Your question effectively comes down to: do you know how Oblivion Ring works?

If you're an inexperienced player and can be reasonably expected to not know that Oblivion Ring has not targeted anything yet, then the judges will issue one penalty (I assume it's a warning). On the other hand if you're experienced enough that you really should know better, then you get a more severe penalty for attempted cheating.

Two similar situations I recall reading about are:

  • Player A has an Aether Vial on 2 counters. They activate it. Player B lets the activation resolve. Player A puts Meddling Mage into play. Player B now attempts to cast Path to Exile "in response to" Meddling Mage's trigger.

Because Meddling Mage has no trigger, this play is illegal. The judges investigated and determined that player B saw the Meddling Mage, immediately realized they misplayed (they should've cast the Path in response to the activation), and attempted to undo their mistake by Pathing in response. Verdict: attempted cheating.

  • Player A has a Reality Smasher. Player B casts Stasis Snare, which resolves. Player B targets Reality Smasher with Stasis Snare's trigger.
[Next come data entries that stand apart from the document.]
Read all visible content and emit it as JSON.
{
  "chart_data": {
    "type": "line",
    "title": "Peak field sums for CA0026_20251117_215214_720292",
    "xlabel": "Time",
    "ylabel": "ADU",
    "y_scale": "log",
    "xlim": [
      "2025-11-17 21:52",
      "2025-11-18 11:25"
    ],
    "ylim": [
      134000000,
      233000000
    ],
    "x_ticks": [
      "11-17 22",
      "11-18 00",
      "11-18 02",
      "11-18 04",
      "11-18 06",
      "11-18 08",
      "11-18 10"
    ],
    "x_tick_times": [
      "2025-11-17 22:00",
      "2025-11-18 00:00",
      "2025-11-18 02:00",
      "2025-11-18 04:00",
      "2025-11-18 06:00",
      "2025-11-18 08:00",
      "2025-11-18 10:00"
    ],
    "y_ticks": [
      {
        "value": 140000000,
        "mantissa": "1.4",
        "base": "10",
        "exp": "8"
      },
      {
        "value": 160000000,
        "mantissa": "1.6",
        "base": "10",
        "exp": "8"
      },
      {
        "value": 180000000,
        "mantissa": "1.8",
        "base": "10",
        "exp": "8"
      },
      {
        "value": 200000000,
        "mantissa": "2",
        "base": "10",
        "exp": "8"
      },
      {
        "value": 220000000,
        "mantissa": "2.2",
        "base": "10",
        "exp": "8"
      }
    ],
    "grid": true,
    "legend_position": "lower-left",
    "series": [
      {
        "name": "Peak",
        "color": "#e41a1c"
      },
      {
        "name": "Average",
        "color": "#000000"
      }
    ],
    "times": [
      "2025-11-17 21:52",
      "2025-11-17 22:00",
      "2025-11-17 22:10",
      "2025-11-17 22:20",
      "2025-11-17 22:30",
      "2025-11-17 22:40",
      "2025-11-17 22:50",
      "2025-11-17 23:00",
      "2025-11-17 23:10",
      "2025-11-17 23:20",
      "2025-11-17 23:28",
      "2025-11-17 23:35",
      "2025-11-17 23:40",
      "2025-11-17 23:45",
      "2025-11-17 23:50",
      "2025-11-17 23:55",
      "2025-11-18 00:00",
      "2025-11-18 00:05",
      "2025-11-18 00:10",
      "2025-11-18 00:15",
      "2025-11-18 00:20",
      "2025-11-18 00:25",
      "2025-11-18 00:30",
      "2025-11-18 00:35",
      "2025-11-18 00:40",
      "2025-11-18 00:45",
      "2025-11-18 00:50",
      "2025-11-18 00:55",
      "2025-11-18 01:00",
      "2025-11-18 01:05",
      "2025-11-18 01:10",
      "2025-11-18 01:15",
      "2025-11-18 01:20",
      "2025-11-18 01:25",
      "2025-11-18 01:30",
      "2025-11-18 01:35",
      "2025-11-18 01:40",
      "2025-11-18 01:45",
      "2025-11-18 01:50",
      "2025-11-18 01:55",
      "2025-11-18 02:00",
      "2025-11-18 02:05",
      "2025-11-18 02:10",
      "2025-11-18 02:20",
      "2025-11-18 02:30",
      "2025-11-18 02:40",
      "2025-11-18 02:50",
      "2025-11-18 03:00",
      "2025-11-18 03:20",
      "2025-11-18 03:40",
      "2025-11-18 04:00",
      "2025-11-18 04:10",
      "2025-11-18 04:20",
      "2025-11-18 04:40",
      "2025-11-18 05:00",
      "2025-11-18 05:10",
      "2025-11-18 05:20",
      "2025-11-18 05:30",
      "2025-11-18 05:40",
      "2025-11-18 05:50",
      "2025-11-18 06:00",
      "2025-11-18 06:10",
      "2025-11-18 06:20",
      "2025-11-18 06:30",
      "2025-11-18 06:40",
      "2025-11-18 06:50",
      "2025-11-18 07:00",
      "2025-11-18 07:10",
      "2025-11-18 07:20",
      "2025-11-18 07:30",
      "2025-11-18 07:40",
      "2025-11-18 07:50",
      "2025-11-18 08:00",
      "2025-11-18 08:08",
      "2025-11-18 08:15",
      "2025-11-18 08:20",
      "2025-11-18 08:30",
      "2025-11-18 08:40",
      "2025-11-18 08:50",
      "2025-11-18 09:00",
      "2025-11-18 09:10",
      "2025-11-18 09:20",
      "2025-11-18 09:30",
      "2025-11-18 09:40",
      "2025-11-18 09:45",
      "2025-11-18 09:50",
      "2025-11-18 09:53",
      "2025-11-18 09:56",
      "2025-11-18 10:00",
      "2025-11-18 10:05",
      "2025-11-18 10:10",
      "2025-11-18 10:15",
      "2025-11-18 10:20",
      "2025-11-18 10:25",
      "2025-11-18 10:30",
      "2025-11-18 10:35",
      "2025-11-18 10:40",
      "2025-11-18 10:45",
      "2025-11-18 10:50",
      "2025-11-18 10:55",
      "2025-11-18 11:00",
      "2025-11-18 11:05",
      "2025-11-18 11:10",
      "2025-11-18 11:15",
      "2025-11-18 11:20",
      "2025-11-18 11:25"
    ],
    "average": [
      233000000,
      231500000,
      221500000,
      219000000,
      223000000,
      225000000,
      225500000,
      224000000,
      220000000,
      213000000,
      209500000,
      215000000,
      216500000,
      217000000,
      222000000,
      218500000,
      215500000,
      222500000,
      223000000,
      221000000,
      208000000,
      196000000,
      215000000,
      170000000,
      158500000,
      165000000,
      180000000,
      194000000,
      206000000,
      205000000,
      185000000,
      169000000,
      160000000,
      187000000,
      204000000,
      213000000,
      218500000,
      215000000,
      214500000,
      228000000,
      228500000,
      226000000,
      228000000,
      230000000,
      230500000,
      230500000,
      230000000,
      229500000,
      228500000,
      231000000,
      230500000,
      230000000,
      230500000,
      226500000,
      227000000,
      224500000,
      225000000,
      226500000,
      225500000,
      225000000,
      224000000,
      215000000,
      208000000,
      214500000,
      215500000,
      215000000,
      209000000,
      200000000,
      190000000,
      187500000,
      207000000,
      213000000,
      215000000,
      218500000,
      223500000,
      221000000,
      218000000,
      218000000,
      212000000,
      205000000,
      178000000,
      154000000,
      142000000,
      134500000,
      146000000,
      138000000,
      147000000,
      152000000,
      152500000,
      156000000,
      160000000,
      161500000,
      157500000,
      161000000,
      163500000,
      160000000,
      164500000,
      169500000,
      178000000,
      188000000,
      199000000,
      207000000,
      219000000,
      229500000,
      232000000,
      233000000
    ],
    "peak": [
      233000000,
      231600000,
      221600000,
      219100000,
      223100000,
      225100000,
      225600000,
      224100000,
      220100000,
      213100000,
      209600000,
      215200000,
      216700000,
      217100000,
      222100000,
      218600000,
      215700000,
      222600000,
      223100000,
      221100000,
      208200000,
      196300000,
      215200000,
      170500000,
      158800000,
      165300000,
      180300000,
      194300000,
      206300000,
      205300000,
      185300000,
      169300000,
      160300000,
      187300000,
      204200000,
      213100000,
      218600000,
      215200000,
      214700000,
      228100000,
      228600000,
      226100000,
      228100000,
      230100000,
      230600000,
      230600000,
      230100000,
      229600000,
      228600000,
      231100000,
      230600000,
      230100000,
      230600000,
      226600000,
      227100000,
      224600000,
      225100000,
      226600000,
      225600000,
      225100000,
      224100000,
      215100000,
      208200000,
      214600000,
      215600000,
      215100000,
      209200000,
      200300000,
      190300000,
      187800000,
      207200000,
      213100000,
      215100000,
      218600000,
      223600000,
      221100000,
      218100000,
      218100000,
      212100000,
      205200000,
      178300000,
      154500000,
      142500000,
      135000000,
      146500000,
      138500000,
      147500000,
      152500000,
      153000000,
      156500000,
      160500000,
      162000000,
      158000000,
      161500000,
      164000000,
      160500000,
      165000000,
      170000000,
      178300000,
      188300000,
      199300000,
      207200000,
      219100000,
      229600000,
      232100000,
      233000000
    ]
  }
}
Player A says "trigger". Reality Smasher should not trigger, because it only triggers in response to an opponent's spell, and Stasis Snare is not a spell after it's resolved.

In this situation, player B should definitely call a judge, because player A is potentially attempting to cheat (keyword being "potentially"). The judge will then determine if player A knows how their own cards work. In theory they should - they're playing with it after all - but this interaction is not an obvious one. If the judge determines the player is innocent, they'll still get at least a warning, which is a permanent record that now that player should know how Reality Smasher works. If in the future the player tries to trigger Reality Smasher again in this way, then the judge can reasonably conclude the player is attempting to cheat.

Your situation is the same as these two. Do you know how Oblivion Ring works? If yes, then you are attempting to cheat. If not, then you'll likely get at least a warning as a permanent record that you now know how Oblivion Ring works. Afterwards, whether the judges will rule that you've let the spell resolve is up to their discretion.